In its final options paper the WA review concluded,

“Comparison of the two options for reform of the wholesale electricity market indicates clearly that retaining the capacity plus energy market in Western Australia results in higher costs than moving to the energy-only market arrangements of the National Electricity Market.”

Ultimately WA baulked at adopting the NEM’s energy-only market design not because it wasn’t a better option, but because it would involve considerable disruption for existing market participants in the process of transitioning to the new market.

It is important to recognise that once we go down the path the ESB is recommending, justified by its rather creative piece of modelling, it is extremely difficult to go back if it turns out to be wrong.
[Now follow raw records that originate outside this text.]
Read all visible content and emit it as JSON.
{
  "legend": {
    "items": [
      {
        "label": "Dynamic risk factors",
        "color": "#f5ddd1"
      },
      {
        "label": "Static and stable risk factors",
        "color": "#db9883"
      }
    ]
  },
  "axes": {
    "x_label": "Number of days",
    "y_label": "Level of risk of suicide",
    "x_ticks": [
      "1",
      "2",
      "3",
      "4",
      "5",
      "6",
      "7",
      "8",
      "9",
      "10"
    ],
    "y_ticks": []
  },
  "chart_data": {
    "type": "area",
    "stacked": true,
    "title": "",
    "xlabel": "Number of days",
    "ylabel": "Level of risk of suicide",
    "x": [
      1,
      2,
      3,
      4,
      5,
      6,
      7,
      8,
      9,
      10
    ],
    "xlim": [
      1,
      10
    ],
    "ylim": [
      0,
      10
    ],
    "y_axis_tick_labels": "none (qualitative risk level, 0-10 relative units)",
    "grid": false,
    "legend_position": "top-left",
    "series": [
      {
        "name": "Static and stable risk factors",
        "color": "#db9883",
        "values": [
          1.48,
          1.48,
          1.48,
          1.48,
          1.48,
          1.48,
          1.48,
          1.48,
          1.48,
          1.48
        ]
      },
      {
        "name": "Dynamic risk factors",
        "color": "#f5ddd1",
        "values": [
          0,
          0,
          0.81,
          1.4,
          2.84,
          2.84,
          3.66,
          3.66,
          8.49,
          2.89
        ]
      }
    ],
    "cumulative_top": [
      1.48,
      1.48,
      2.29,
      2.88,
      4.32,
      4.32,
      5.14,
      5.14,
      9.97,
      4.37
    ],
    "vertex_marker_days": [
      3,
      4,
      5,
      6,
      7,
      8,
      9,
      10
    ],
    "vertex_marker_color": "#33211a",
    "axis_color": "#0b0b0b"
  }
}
On the 20th September Energy Ministers are being asked to give the ESB the go-ahead on implementing a capacity payment. This is without either the ESB or Minister Taylor providing even a rough quantification on how much households and business will be expected to pay generators in capacity fees.

If Minister Taylor and the ESB can’t answer this very basic and fundamental question then we have to ask, is this really about protecting consumers? Or is it more about protecting the financial interests of coal-fired power station owners?

By Johanna Bowyer, IEEFA and Tristan Edis, Green Energy Markets.

This article first appeared in Renew Economy.